The E-Transit has a claimed maximum range of 196 miles from a fully charged battery, and charges at up to 115kW, which is more than twice as fast as the E-Ducato can be topped up. As a result, replenishing the 68kWh battery from 15-80% charge can be done in as little as 34 minutes from a powerful enough rapid charging-point.
If you have a three-phase, 11kW wallbox at work, the E-Transit can be charged to full in eight hours. The charging port can be found in the van’s nose, below the E-Transit's large Ford badge, in the middle of the grille which also features chrome blue trim accents to help distinguish it from the regular diesel models.
All-in-all, by adding a battery drivetrain to the Transit, Ford has created the best electric van we’ve driven to date. Even the less powerful version we tried had enough punch to make the E-Transit feel quick off the line, the powertrain making this large van seem extremely quiet and refined. It’s plenty of power to cope with big payloads, too; our van had a maximum capacity of almost one tonne. Cabin comfort is good, but as with a lot of vans in this segment, the ride is even better when there’s some payload on board.
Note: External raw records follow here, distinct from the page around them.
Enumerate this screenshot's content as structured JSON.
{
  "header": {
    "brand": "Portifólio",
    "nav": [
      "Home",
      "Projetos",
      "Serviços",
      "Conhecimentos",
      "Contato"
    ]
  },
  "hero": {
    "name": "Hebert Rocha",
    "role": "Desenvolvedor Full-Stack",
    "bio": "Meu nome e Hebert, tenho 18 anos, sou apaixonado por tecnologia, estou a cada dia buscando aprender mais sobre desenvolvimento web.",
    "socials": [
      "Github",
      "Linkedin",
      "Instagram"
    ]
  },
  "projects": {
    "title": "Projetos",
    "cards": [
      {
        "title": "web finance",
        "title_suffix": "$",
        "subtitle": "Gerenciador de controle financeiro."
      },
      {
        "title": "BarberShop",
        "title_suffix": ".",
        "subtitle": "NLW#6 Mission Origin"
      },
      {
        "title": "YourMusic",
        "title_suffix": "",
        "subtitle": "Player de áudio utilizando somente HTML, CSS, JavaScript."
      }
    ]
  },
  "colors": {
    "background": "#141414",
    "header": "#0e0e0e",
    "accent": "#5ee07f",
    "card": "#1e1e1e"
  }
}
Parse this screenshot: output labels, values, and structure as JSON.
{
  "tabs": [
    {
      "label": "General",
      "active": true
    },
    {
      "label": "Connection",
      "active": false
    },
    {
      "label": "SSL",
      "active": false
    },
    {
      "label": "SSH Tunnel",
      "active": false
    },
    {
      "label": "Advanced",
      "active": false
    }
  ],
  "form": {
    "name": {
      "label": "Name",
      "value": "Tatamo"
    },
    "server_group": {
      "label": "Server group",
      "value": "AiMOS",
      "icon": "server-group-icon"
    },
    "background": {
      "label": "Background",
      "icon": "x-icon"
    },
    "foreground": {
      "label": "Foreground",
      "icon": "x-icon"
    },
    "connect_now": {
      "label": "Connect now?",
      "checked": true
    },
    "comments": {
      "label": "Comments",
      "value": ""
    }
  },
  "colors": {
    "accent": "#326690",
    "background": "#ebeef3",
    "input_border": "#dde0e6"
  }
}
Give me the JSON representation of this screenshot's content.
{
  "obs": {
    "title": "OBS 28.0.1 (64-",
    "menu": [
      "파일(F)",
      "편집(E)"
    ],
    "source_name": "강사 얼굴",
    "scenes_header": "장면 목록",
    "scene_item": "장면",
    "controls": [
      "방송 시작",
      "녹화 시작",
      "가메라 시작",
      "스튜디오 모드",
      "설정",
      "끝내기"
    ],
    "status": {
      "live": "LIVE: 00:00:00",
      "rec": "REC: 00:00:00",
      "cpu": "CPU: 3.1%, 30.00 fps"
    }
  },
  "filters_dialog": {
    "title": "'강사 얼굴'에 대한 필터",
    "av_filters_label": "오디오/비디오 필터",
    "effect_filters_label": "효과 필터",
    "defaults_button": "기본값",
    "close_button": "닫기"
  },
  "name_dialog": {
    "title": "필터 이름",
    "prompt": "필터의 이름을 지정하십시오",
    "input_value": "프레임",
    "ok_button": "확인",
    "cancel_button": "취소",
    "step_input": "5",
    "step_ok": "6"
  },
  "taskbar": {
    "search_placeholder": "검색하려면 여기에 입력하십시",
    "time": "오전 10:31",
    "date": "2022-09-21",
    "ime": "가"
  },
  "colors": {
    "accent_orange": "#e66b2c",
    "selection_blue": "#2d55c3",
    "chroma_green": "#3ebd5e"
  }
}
Like most electric cars, the E-Transit has several settings for the regenerative braking. You also get a choice of regular drive mode or press the ‘L’ button in the centre of the rotary drive selector to add more resistance, similar to the ‘B’ modes you’ll find in some electric cars. We believe most drivers will be happy sticking with one of the two standard levels on offer, however, the E-Transit does offer a kind of adaptive energy recuperation as well.
A brief press on the brake pedal gives you a more intermediate level of recuperation between the standard modes, while two taps increases the strength closer to ‘L’. Once you come to a halt or accelerate, the level resets. Frankly, it’s not the most intuitive system to use and can be quite fiddly, especially compared to EVs that use a set of paddles on the steering wheel to adjust regen on demand.
The only other gripe we had with the E-Transit was its electric parking brake. While only a minor thing, we’d have liked it to activate automatically when selecting Park, rather than the driver having to trigger it manually.
But overall, the tall driving position, big mirrors and plenty of cabin storage boost the E-Transit’s everyday appeal, plus it features a 12-inch touchscreen set-up as standard. Other tech on offer includes adaptive cruise control, climate control and a host of electronic driver aids. The E-Transit is also available with what Ford calls a ‘ProPower Onboard’ panel, which delivers up to 2.3kW from standard plug sockets in the cab and load area, to power tools, lights, laptops and conversions such as refrigeration units.
Then there’s the new Ford Pro service, which adds what we think could be another level of user-friendliness to the E-Transit. Pro is short for Productivity in this case, and Ford describes it as an “end-to-end” service that helps businesses manage their fleets. It’s available for firms small or large, whether they’re running electric, diesel or even non-Ford vehicles, and provides support for charging infrastructure and vehicle maintenance.
The E-Transit is offered in two trim levels: Leader and Trend, with a starting price of £47,700 excluding VAT and the government’s plug-in van grant. The base model comes with keyless start, 12-inch central touchscreen, metal bulkhead, Ford’s Quickclear windscreen and heated seats. Upgrading to Trend spec adds front and rear parking sensors, lane departure warning and cruise control among other features.
That’s still a jump in price of nearly £15,000 from an entry-level diesel model, but the E-Transit offers plenty to put it at the top of the electric van class. That includes a relatively long range, class-leading rapid charging capability, a comprehensive selection of panel van sizes and conversion options, and the fact it's significantly cheaper than the Fiat E-Ducato equipped with a 79kWh battery.